Since the breakup, I’ve been all over the place emotionally. Some days I’m good loving my friends and being on my own. Other days he shows up in a dream, and my brain just won’t chill. I get mad snappy and stuck in my head.
It’s been 4 months and now I just wanna go off piercings, tattoos, hair dye, maybe even that nose job I’ve always wanted. I used to be so against all of that but at this point healing naturally isn’t doing it. Part of me feels like if I completely reinvent myself maybe I’ll feel better. if he ever sees me again he won’t even recognize me.
I’m just so mad. I used to be this sweet person and he’d always say how much he loved me. But now I’m starting to think love is such a scam. All those reassurances mean nothing when someone decides they’re done with you. I don’t even wanna believe in love anymore it’s just attachment and liking the attention right?
Last updated on:2025-01-16T13:43:57+05:30
Comments (5)
Don't let one person ruin your belief in love.
Love is complicated that's for sure.
Reinventing yourself can be empowering. Do what makes you feel good.

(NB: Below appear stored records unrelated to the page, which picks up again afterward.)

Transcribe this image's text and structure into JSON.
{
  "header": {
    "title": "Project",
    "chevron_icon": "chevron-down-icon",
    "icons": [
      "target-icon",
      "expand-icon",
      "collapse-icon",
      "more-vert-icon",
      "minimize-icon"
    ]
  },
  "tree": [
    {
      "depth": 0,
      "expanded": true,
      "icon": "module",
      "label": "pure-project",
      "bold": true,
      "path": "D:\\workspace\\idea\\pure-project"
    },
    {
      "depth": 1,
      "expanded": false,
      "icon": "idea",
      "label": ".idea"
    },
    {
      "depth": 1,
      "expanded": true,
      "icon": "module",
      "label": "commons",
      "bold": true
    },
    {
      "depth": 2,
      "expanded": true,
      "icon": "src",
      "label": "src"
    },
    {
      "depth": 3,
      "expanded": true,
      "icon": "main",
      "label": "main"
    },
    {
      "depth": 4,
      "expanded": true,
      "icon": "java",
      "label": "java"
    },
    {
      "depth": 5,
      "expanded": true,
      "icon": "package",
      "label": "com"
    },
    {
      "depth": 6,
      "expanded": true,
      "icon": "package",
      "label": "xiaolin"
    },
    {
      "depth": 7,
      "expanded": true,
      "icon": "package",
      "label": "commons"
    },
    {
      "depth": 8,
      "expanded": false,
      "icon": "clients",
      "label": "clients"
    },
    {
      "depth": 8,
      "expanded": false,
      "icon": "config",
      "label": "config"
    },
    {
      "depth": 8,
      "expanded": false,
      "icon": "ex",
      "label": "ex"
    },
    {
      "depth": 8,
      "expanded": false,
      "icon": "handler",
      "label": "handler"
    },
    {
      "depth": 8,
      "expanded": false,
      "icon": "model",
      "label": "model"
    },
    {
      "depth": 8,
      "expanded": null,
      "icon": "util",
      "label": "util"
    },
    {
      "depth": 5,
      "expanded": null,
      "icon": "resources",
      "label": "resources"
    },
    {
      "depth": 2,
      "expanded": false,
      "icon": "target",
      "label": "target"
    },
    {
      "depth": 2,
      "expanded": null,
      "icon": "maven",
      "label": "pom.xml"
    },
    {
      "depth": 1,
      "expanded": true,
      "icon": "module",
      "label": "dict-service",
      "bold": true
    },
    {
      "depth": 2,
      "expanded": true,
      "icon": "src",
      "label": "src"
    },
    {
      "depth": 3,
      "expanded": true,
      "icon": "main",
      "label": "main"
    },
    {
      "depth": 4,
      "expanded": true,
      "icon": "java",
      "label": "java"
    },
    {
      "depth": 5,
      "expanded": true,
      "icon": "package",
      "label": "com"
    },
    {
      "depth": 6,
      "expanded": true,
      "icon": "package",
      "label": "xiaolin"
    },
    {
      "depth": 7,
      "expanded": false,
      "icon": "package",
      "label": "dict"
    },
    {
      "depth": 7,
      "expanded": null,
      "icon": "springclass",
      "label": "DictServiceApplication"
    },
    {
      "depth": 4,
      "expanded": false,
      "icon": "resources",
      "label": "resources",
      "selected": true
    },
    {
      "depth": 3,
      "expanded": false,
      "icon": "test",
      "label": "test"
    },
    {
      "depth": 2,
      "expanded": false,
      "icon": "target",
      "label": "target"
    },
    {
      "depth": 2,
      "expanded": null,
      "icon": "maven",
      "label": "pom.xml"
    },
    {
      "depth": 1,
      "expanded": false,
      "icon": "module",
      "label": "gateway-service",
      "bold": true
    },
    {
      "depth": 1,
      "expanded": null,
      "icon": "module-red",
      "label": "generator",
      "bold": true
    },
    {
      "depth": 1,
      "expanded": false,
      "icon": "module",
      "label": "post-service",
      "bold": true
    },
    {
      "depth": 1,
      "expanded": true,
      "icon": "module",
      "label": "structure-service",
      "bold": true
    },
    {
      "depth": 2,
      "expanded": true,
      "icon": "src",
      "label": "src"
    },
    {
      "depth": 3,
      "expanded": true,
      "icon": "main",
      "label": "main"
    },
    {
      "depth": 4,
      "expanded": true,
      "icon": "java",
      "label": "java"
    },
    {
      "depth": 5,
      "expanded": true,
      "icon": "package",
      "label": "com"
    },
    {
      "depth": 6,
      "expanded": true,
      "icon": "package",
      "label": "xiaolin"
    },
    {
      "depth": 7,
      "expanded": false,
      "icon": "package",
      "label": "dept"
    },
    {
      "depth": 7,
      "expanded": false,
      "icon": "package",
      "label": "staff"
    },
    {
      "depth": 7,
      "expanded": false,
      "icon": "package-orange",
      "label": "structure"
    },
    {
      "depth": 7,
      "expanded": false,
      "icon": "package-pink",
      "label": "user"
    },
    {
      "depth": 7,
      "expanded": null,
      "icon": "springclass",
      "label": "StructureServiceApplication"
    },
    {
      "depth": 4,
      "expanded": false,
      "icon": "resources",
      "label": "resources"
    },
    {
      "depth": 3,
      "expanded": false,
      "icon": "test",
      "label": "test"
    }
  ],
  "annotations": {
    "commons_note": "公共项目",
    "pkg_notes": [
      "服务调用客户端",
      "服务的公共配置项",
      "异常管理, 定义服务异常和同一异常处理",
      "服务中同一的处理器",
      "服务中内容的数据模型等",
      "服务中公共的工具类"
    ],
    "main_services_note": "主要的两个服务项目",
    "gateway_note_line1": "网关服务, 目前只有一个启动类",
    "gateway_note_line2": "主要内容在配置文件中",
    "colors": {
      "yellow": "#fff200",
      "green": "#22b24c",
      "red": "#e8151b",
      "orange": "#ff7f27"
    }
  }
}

I feel this. Breakups are the worst.
Sounds like you’re getting closer to the acceptance stage of grief. Keep pushing you’ll get there. And when you do you’ll be a whole new version of yourself naturally. If you ever see him again you’ll realize he was never the version your heartbroken self put on a pedestal. Just keep going you’re almost there. The only way out is through.